Hi there Nige, you seem to know a fair bit about this transformer lark so could you answer me this question.

I am about to buy a PC hence why i looked at your post here.

Here is a description of a transformer i've just bought for a bargain price! will this be ok for using a PC with??

Details:
110 volt Power Supplies Transformer, heavy duty, 2KVA , British Manufacture, JTE Manchester. Incomer 230 volt,32 amp Circuit Breaker, 4 x outgoing ways with 110 volt - 16 amp sockets. Suit Buider, Electrical Contractor etc. Can be plugged in direct to 230 volt 13 amp socket if required.

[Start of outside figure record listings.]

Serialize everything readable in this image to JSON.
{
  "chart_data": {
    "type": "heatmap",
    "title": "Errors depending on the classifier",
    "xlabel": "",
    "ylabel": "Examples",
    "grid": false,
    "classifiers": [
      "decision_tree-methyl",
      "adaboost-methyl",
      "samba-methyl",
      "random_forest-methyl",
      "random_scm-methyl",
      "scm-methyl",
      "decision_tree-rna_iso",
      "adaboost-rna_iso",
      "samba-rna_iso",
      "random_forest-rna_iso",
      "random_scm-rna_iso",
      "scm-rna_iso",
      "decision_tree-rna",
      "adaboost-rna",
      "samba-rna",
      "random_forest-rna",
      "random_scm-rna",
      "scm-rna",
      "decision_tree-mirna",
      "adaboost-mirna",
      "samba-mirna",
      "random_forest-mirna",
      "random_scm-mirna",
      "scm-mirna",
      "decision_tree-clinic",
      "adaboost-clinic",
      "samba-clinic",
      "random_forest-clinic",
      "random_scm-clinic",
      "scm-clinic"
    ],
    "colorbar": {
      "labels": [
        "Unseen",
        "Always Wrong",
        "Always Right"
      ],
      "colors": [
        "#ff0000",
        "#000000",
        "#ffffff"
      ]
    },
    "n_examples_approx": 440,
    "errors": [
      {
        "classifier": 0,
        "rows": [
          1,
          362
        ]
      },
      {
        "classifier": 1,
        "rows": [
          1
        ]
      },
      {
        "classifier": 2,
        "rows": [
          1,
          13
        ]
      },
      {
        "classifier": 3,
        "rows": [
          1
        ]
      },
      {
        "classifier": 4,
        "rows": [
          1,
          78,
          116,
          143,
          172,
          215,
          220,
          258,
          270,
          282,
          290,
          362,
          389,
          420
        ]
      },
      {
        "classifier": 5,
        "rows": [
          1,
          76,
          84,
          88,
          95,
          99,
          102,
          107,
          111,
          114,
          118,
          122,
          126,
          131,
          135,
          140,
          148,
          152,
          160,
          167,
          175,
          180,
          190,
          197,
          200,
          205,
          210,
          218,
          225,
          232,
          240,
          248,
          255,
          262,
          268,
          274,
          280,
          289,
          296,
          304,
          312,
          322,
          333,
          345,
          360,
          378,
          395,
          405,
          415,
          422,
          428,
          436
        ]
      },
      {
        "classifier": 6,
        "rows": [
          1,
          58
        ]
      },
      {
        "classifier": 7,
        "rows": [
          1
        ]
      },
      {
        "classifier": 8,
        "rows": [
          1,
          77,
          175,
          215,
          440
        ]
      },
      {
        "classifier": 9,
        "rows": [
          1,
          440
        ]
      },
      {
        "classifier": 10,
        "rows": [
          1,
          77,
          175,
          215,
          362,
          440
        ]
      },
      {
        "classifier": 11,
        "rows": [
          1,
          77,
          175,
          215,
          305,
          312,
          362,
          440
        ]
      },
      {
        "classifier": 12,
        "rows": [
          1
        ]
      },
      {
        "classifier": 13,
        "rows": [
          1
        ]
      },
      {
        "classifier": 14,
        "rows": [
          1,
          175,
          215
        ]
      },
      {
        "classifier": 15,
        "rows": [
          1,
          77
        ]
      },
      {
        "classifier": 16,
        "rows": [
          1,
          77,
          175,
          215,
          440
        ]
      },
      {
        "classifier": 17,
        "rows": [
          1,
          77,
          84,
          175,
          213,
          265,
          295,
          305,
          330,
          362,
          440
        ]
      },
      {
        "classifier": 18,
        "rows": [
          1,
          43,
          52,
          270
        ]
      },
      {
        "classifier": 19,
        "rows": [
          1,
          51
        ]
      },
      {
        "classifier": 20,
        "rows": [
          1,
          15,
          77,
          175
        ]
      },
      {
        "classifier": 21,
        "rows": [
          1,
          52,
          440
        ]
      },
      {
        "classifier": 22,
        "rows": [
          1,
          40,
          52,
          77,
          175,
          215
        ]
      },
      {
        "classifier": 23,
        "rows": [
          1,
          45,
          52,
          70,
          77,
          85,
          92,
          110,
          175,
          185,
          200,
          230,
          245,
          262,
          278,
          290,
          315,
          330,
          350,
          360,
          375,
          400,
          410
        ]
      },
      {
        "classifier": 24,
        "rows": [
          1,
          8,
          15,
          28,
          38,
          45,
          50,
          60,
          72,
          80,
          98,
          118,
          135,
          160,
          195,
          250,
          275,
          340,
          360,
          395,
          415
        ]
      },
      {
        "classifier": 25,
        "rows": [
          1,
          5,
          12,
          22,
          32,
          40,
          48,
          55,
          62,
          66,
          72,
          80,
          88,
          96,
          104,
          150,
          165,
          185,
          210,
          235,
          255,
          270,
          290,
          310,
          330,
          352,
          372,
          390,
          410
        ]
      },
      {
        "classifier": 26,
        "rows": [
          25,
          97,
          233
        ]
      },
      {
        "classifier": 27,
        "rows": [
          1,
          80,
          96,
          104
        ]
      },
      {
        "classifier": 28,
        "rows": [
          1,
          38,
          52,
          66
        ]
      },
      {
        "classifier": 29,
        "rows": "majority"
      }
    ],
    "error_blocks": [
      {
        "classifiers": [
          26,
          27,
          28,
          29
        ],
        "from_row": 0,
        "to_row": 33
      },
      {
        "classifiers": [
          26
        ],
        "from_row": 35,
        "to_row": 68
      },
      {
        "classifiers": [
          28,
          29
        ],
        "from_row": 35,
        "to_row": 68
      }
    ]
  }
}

Ok?? or have i bought the wrong thing?

Cheers


----------



## Mini_Nigel (Apr 15, 2006)

RenoSport182 said:


> 2KVA


You could run half a dozen PCs from that!

It will be a heavy bugger though, sounds like it's in a distribution box rather than a portable unit. You may find you could sell it and buy a smaller one.

Nige

PS Hey! It let me say bugger!


----------



## RenoSport182 (Apr 1, 2006)

Mini_Nigel said:


> You could run half a dozen PCs from that!
> 
> It will be a heavy bugger though, sounds like it's in a distribution box rather than a portable unit. You may find you could sell it and buy a smaller one.
> 
> ...


Why didnt i see this reply earlier before i parted with my cash!

You certainly know your stuff, heavy you say i can hardly lift it!! think i'll look into buying a portable one (yellow ones) guess they are easy enough to move about.

I couldnt believe how heavy it was, think it will be a pain to use to be honest lugging it about.

Cheers Nige.


----------



## L200 Steve (Oct 25, 2005)

Mini_Nigel said:


> You could run half a dozen PCs from that!
> 
> It will be a *heavy bugger *though, sounds like it's in a distribution box rather than a portable unit. You may find you could sell it and buy a smaller one.
> 
> Nige


You're not joking about the weight.

I've just got a 3.3KVA to run multiple PC's at the same time from. It weighs an absolute ton. I can't see me lugging this one around.


----------



## riggsy (Dec 19, 2005)

so what KVA transformer would you need to run a PC.. god it all gets confusing lol


----------



## M40COO (Mar 21, 2006)

750 will do


----------



## riggsy (Dec 19, 2005)

so would a 1KVA transformer run a PC happily then?


----------



## blr123 (Oct 26, 2005)

750kva is perfect it's the single outlet lightweight one :thumb: 

Bryan


----------



## riggsy (Dec 19, 2005)

will this be ok http://www.atsite.co.uk/showproduct.aspx?productid=6608&affiliateid=10050 ?

atSite 1.5KVA 2 x 16A Transformer

£39 free postage!!


----------



## Nick666 (Apr 7, 2006)

Bet that weighs a ton. The 750VA one is heavy enough but still feasible to carry around, but the more power you add, the heavier it'll be. Nice price though.


----------